“Fatima!” screamed one girl from a passing school bus on Hyde Park Avenue.
“You go Fatima!” hollered a motorist on the same Boston street.
“Can I have a hug?” gushed a starstruck girl who posed for a photo with Fatima Siad, a finalist from the latest season of the popular reality show “America’s Next Top Model.”
Siad didn’t walk away with the wordy title (she came in third), but to her hometown fans here, she’s the next big thing.
“This is crazy!” said Siad, 22, of her brush with fame one recent afternoon.
As she strolled her Hyde Park neighborhood, Siad said she was relieved the show’s over. She wants to forge ahead with her plans: The political science major has one semester left at Bryn Mawr College in Pennsylvania. She plans to finish after moving this summer to New York with two other models from The CW reality show. Siad’s determined to pursue a career in an industry she stumbled upon last summer when a friend urged her to attend a Boston casting call.
Siad also wants to raise awareness about the dangers of female genital circumcision, a procedure she underwent when she was 7 years old in her native Somalia.
On her first episode, Siad broke down in tears before show host Tyra Banks and the other judges as she explained how the practice is a positive ritual among African women who have all or part of their external genitalia removed. The tradition is believed to promote chastity and cleanliness.
“Yes, I got circumcised. Yes, I am not sad about it. It happened to me, but I am going to try and do something to raise awareness,” Siad says.
Siad was born in Mogadishu, Somalia, to an Ethiopian father and Somali mother. As a young girl, Siad enjoyed playing with her friends on red-hued dunes that dot the shores of the Indian Ocean. But when the country erupted in civil war in 1991, violence and civil unrest gripped the capital.
“When she was 5 years old, the civil war started in my country, and she never had the opportunity to go to school,” says Halima Musse, Siad’s mother, who taught her at home. “People were fighting and killing each other. It was horrible.”
Just as Musse prepared to leave the country with Siad and her two sisters, ages 8 and 10, militiamen stormed their home and fatally shot the two younger sisters, Siad recalls.
“I love my country, but when I was living there, it was hard,” says Siad, whose mother applied for political asylum in the United States. Her father remained behind. “My mother basically wanted a better life for me.”
In 1998, mother and daughter, then 13, fled to Boston, where they had to adapt to a new culture and language. Their first year here, they lived in the YMCA on Huntington Avenue.
Siad learned English within a few months and worked hard to hide her accent. In eighth grade, she became part of the Boston Area Health Education Center, a city program designed to groom minority students for careers in health care. Siad had an interest in medicine.

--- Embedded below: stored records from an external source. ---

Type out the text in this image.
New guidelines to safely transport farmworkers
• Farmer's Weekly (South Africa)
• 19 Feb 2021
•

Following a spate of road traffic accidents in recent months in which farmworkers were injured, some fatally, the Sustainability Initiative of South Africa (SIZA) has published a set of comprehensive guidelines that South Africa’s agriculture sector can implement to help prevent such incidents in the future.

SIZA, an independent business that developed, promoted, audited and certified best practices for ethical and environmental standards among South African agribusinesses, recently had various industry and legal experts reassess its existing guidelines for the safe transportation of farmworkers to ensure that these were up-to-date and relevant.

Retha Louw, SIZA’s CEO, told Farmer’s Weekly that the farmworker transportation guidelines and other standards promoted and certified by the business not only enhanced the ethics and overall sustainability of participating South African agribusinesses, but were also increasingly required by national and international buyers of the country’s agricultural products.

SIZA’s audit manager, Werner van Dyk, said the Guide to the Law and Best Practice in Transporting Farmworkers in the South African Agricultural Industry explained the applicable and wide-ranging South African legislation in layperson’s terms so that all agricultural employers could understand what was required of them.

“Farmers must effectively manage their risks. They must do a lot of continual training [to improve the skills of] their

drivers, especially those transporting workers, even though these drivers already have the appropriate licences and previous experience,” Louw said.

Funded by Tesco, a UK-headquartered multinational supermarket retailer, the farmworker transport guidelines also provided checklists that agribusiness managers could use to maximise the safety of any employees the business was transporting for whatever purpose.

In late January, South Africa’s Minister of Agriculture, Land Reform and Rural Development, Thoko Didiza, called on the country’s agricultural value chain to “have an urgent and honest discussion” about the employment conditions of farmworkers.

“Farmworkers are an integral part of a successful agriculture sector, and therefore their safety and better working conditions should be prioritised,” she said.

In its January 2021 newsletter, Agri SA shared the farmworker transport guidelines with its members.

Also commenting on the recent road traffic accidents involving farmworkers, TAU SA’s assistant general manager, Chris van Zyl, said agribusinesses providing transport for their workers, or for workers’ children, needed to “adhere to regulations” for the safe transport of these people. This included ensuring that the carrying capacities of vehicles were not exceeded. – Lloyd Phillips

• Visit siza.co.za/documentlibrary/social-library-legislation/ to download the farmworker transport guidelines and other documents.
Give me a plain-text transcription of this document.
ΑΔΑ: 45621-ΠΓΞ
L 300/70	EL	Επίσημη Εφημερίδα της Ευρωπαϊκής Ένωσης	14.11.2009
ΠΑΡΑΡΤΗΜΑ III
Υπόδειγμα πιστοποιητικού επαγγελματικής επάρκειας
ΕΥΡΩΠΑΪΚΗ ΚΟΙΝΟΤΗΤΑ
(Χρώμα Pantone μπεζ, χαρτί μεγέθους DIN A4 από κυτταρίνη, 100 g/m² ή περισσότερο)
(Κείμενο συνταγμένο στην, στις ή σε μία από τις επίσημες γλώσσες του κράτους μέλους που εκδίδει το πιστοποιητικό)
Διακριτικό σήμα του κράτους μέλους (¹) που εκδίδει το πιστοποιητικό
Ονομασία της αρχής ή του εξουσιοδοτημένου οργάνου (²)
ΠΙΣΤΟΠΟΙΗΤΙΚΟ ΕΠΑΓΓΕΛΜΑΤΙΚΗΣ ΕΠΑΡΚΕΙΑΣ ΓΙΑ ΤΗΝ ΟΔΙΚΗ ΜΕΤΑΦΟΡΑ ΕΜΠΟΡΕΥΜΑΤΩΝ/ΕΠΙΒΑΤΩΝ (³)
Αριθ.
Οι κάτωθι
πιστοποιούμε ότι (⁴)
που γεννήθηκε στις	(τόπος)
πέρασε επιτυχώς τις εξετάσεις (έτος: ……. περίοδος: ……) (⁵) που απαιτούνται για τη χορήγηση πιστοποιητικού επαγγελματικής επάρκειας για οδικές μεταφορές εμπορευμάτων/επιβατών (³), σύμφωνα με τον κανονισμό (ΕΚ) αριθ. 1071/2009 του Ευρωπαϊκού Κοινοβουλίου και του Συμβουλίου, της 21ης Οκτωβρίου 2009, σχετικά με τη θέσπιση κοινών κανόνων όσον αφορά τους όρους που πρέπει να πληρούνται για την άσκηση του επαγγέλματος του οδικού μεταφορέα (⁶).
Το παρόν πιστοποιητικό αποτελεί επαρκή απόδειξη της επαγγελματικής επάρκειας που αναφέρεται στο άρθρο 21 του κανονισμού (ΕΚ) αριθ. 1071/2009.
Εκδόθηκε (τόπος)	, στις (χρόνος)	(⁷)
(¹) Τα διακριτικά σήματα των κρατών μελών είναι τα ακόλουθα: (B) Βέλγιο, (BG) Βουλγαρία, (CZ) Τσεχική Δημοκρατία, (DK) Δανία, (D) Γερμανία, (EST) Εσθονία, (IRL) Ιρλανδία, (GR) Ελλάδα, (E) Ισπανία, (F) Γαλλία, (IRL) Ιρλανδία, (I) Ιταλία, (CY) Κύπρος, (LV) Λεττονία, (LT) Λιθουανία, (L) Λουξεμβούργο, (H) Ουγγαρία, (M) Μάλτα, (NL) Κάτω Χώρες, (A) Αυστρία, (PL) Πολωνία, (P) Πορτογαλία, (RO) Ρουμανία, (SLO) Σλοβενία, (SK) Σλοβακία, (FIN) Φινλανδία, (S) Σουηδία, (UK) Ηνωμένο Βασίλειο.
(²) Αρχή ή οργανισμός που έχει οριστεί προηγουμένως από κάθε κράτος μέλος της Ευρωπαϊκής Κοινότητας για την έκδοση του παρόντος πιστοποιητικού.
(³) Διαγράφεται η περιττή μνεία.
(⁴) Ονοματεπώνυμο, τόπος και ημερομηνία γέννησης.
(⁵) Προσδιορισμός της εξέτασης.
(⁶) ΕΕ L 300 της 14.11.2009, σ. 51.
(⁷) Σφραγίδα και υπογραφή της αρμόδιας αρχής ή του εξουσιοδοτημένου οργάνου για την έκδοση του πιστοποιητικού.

“She’s always been that person who picks a goal and strives for it and succeeds,” says Keith Gross-Hill, a friend who was also in the program. At Brighton High, Siad took part in Upward Bound, a college prep program for low-income Boston high school students who take summer classes at Boston University.
After high school, Siad won a scholarship to Bryn Mawr College. She later transferred to New York University for her junior year.
Then, as she was almost done with college, she tried out for “America’s Next Top Model.” When the show’s producers told her that she would be one of the 13 women chosen to live in a New York City loft for the competition, Siad decided to drop out of school for a semester. The show was taped last November and December and began airing in February.
Immediately, Siad stood out because of her energy and her classic features, which Banks and others compared to Iman, the famous Somali supermodel. That’s a comparison Siad has mixed feelings about.
“[The other contestants] kept calling me Baby Iman,” Siad says sternly. “First of all, I don’t look anything like Iman. She is beautiful and amazing, and she is such a wonderful woman, and I wish I could be like her. But just because we are from Somalia doesn’t mean we look alike. I want to be known as Fatima.”
The show thrust Siad into the fast-paced world of high fashion. At times, photo shoots were anything but glamorous. One shoot involved contestants wearing slabs of meat as couture. Another involved colorful paint dripping down their faces.
“It was so intense,” she says of the show’s schedule. “It’s not as glamorous as it looks, not even close to it. We were working constantly. . . . The hardest part for me was taking the pictures. I didn’t know what I was doing.”
But now she does, as she strikes casual poses for a photographer and little girls who stop her in Hyde Park, where her mother lives in a triple-decker.
Between takes, Siad reflects on the competition. She doesn’t feel bad that she didn’t strut away with the $100,000 modeling contract or the coveted spread in Seventeen magazine. Siad says she won in so many other ways.
“I found the show to be so therapeutic for me,” she says. “I shared my life. I learned about modeling. It was definitely one of the most amazing journeys of my life and therefore, I don’t need someone to say ‘You’re a winner.’ This is the highlight of my life.”